First published anonymously in 1912, this resolutely unsentimental novel gave many white readers their first glimpse of the double standard -- and double consciousness -- that ruled the lives of black people in modern America. Republished in 1927, at the height of the Harlem Renaissance, with an introduction by Carl Van Vechten, The Autobiography of an Ex-Coloured Man became a groundbreaking document of Afro-American culture; the first first-person novel ever written by a black, it became an eloquent model for later novelists ranging from Zora Neale Hurston to Richard Wright and Ralph Ellison.
Narrated by a man whose light skin enables him to "pass" for white, the novel describes a journey through the strata of black society at the turn of the century -- from a cigar factory in Jacksonville to an elite gambling club in New York, from genteel aristocrats to the musicians who hammered out the rhythms of ragtime. The Autobiography of an Ex-Coloured Man is a complex and moving examination of the question of race and an unsparing look at what it meant to forge an identity as a man in a culture that recognized nothing but color.
About the Author
James Weldon Johnson (1871-1938) was an American author, politician, diplomat, critic, journalist, poet, anthologist, educator, lawyer, songwriter, and early civil rights activist. James is remembered best for his leadership within the NAACP, as well as for his writing, which includes novels, poems, and collections of folklore. His most famous book is "The Autobiography of an Ex-Colored Man". He also published "The Book of American Negro Spirituals", "Black Manhattan", and "Negro Americans, What Now?" One of the first African American professors at New York University, James also served as a professor of creative literature and writing at Fisk University.

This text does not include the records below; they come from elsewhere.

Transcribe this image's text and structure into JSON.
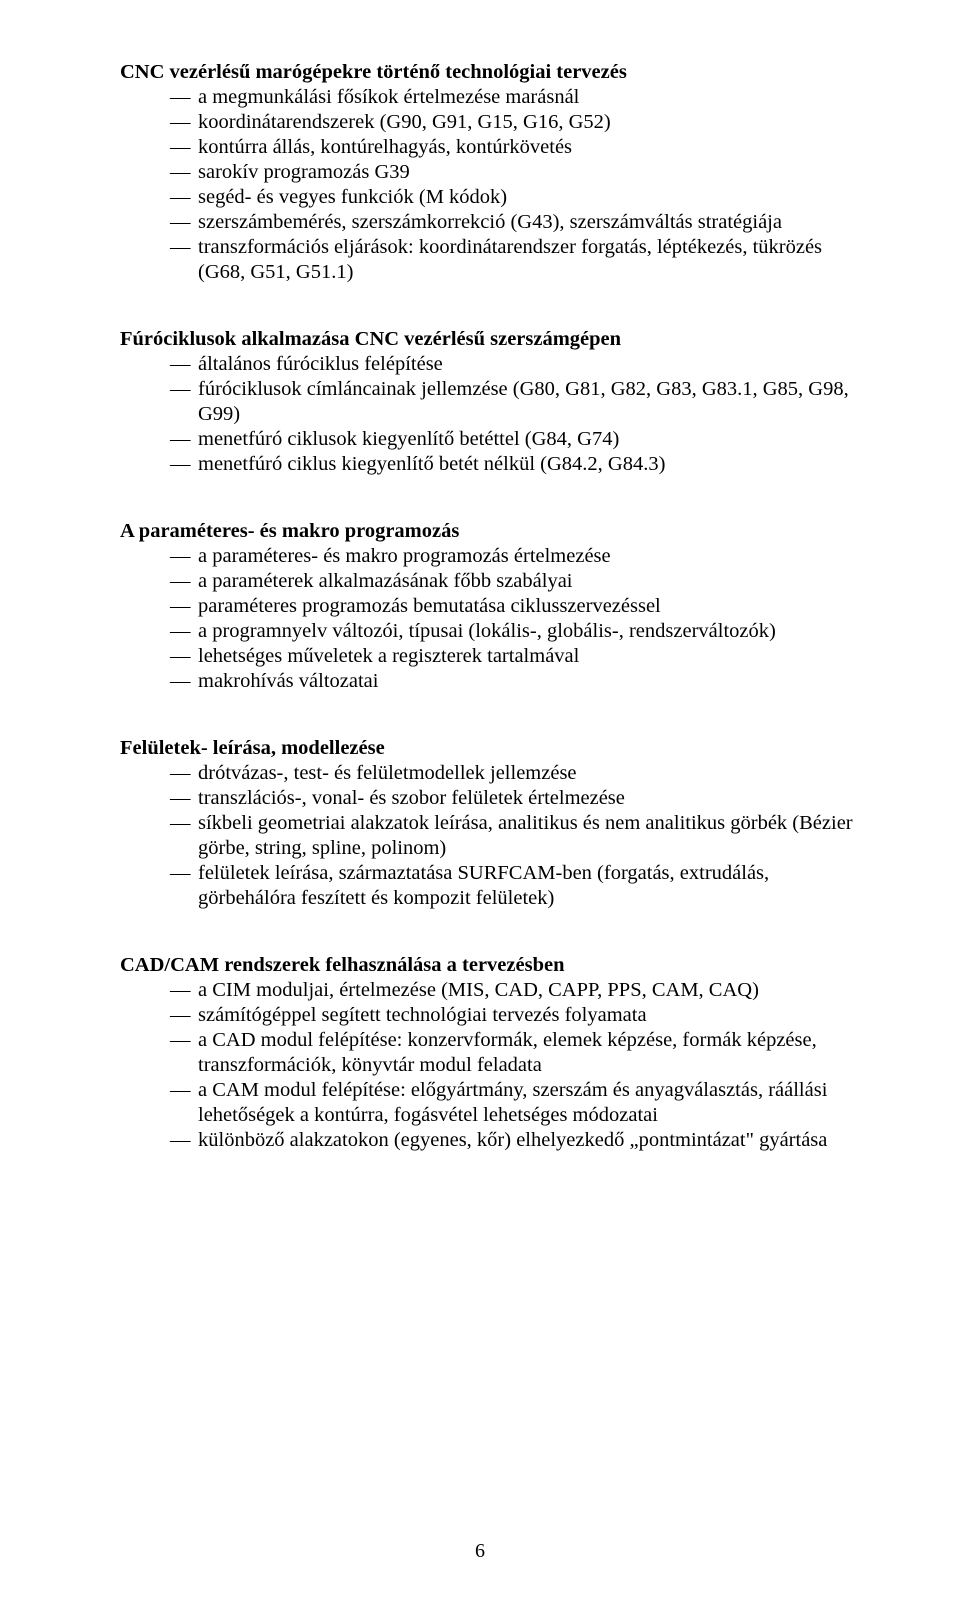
{
  "page": {
    "number": "6",
    "font_family": "Times New Roman",
    "body_fontsize_pt": 12,
    "text_color": "#000000",
    "background_color": "#ffffff"
  },
  "sections": [
    {
      "title": "CNC vezérlésű marógépekre történő technológiai tervezés",
      "items": [
        "a megmunkálási fősíkok értelmezése marásnál",
        "koordinátarendszerek (G90, G91, G15, G16, G52)",
        "kontúrra állás, kontúrelhagyás, kontúrkövetés",
        "sarokív programozás G39",
        "segéd- és vegyes funkciók (M kódok)",
        "szerszámbemérés, szerszámkorrekció (G43), szerszámváltás stratégiája",
        "transzformációs eljárások: koordinátarendszer forgatás, léptékezés, tükrözés (G68, G51, G51.1)"
      ]
    },
    {
      "title": "Fúróciklusok alkalmazása CNC vezérlésű szerszámgépen",
      "items": [
        "általános fúróciklus felépítése",
        "fúróciklusok címláncainak jellemzése (G80, G81, G82, G83, G83.1, G85, G98, G99)",
        "menetfúró ciklusok kiegyenlítő betéttel (G84, G74)",
        "menetfúró ciklus kiegyenlítő betét nélkül (G84.2, G84.3)"
      ]
    },
    {
      "title": "A paraméteres- és makro programozás",
      "items": [
        "a paraméteres- és makro programozás értelmezése",
        "a paraméterek alkalmazásának főbb szabályai",
        "paraméteres programozás bemutatása ciklusszervezéssel",
        "a programnyelv változói, típusai (lokális-, globális-, rendszerváltozók)",
        "lehetséges műveletek a regiszterek tartalmával",
        "makrohívás változatai"
      ]
    },
    {
      "title": "Felületek- leírása, modellezése",
      "items": [
        "drótvázas-, test- és felületmodellek jellemzése",
        "transzlációs-, vonal- és szobor felületek értelmezése",
        "síkbeli geometriai alakzatok leírása, analitikus és nem analitikus görbék (Bézier görbe, string, spline, polinom)",
        "felületek leírása, származtatása SURFCAM-ben (forgatás, extrudálás, görbehálóra feszített és kompozit felületek)"
      ]
    },
    {
      "title": "CAD/CAM rendszerek felhasználása a tervezésben",
      "items": [
        "a CIM moduljai, értelmezése (MIS, CAD, CAPP, PPS, CAM, CAQ)",
        "számítógéppel segített technológiai tervezés folyamata",
        "a CAD modul felépítése: konzervformák, elemek képzése, formák képzése, transzformációk, könyvtár modul feladata",
        "a CAM modul felépítése: előgyártmány, szerszám és anyagválasztás, ráállási lehetőségek a kontúrra, fogásvétel lehetséges módozatai",
        "különböző alakzatokon (egyenes, kőr) elhelyezkedő „pontmintázat\" gyártása"
      ]
    }
  ]
}
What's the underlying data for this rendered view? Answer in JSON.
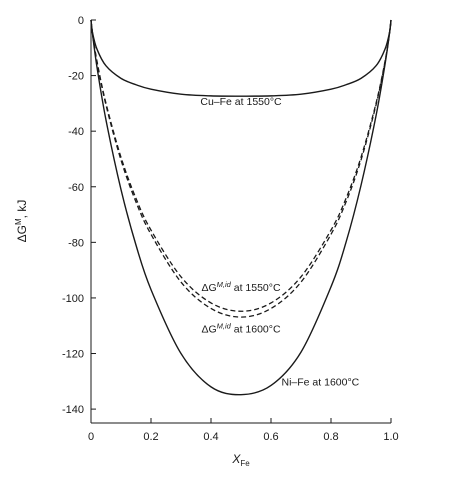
{
  "chart_data": {
    "type": "line",
    "xlabel": "X",
    "xlabel_sub": "Fe",
    "ylabel": "ΔG",
    "ylabel_sup": "M",
    "ylabel_unit": ", kJ",
    "xlim": [
      0,
      1.0
    ],
    "ylim": [
      -145,
      0
    ],
    "x_ticks": [
      0,
      0.2,
      0.4,
      0.6,
      0.8,
      1.0
    ],
    "x_tick_labels": [
      "0",
      "0.2",
      "0.4",
      "0.6",
      "0.8",
      "1.0"
    ],
    "y_ticks": [
      0,
      -20,
      -40,
      -60,
      -80,
      -100,
      -120,
      -140
    ],
    "y_tick_labels": [
      "0",
      "-20",
      "-40",
      "-60",
      "-80",
      "-100",
      "-120",
      "-140"
    ],
    "grid": false,
    "legend": "none",
    "series": [
      {
        "id": "cufe",
        "style": "solid",
        "x": [
          0,
          0.005,
          0.02,
          0.05,
          0.1,
          0.15,
          0.2,
          0.3,
          0.4,
          0.5,
          0.6,
          0.7,
          0.8,
          0.85,
          0.9,
          0.95,
          0.98,
          0.995,
          1.0
        ],
        "values": [
          0,
          -4.5,
          -10.5,
          -16.5,
          -21.0,
          -23.3,
          -24.9,
          -26.7,
          -27.3,
          -27.4,
          -27.3,
          -26.7,
          -24.9,
          -23.3,
          -21.0,
          -16.5,
          -10.5,
          -4.5,
          0
        ]
      },
      {
        "id": "ideal1550",
        "style": "dashed",
        "x": [
          0,
          0.005,
          0.02,
          0.05,
          0.1,
          0.15,
          0.2,
          0.3,
          0.4,
          0.5,
          0.6,
          0.7,
          0.8,
          0.85,
          0.9,
          0.95,
          0.98,
          0.995,
          1.0
        ],
        "values": [
          0,
          -4.7,
          -14.9,
          -30.0,
          -49.4,
          -64.2,
          -75.6,
          -92.4,
          -101.8,
          -104.8,
          -101.8,
          -92.4,
          -75.6,
          -64.2,
          -49.4,
          -30.0,
          -14.9,
          -4.7,
          0
        ]
      },
      {
        "id": "ideal1600",
        "style": "dashed",
        "x": [
          0,
          0.005,
          0.02,
          0.05,
          0.1,
          0.15,
          0.2,
          0.3,
          0.4,
          0.5,
          0.6,
          0.7,
          0.8,
          0.85,
          0.9,
          0.95,
          0.98,
          0.995,
          1.0
        ],
        "values": [
          0,
          -4.8,
          -15.2,
          -30.6,
          -50.4,
          -65.5,
          -77.1,
          -94.3,
          -103.8,
          -106.9,
          -103.8,
          -94.3,
          -77.1,
          -65.5,
          -50.4,
          -30.6,
          -15.2,
          -4.8,
          0
        ]
      },
      {
        "id": "nife",
        "style": "solid",
        "x": [
          0,
          0.005,
          0.02,
          0.05,
          0.1,
          0.15,
          0.2,
          0.3,
          0.4,
          0.5,
          0.6,
          0.7,
          0.8,
          0.85,
          0.9,
          0.95,
          0.98,
          0.995,
          1.0
        ],
        "values": [
          0,
          -5.0,
          -17.0,
          -36.0,
          -61.0,
          -81.0,
          -97.0,
          -120.0,
          -132.0,
          -134.8,
          -131.5,
          -119.5,
          -96.0,
          -80.0,
          -59.5,
          -34.5,
          -16.0,
          -4.8,
          0
        ]
      }
    ],
    "annotations": [
      {
        "id": "cufe-label",
        "parts": [
          {
            "t": "Cu–Fe at 1550°C"
          }
        ],
        "x": 0.5,
        "y": -30.5,
        "anchor": "middle"
      },
      {
        "id": "ideal1550-label",
        "parts": [
          {
            "t": "ΔG"
          },
          {
            "t": "M,id",
            "sup": true
          },
          {
            "t": " at 1550°C"
          }
        ],
        "x": 0.5,
        "y": -97.5,
        "anchor": "middle"
      },
      {
        "id": "ideal1600-label",
        "parts": [
          {
            "t": "ΔG"
          },
          {
            "t": "M,id",
            "sup": true
          },
          {
            "t": " at 1600°C"
          }
        ],
        "x": 0.5,
        "y": -112.5,
        "anchor": "middle"
      },
      {
        "id": "nife-label",
        "parts": [
          {
            "t": "Ni–Fe at 1600°C"
          }
        ],
        "x": 0.635,
        "y": -131.5,
        "anchor": "start"
      }
    ]
  }
}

Henry Louis Gates, Jr. (Ph.D.Cambridge), is Alphonse Fletcher University Professor and Director of the W. E. B. Du Bois Institute for African and American Research, Harvard University. He is the author of Life Upon These Shores: Looking at African American History, 1513 2008; Black in Latin America; Tradition and the Black Atlantic: Critical Theory in the African Diaspora; Faces of America; Figures in Black: Words, Signs, and the Racial Self; The Signifying Monkey: A Theory of Afro-American Criticism; Loose Canons: Notes on the Culture Wars; Colored People: A Memoir; The Future of Race with Cornel West; Wonders of the African World; Thirteen Ways of Looking at a Black Man; and The Trials of Phillis Wheatley. His is also the writer, producer, and narrator of PBS documentaries Finding Your Roots; Black in Latin America; Faces of America; African American Lives 1 and 2; Looking for Lincoln; America Beyond the Color Line; and Wonders of the African World. He is the editor of African American National Biography with Evelyn Brooks Higginbotham, and The Dictionary of African Biography with Anthony Appiah; Encyclopedia Africana with Anthony Appiah; and The Bondwoman s Narrative by Hannah Crafts, as well as editor-in-chief of TheRoot.com.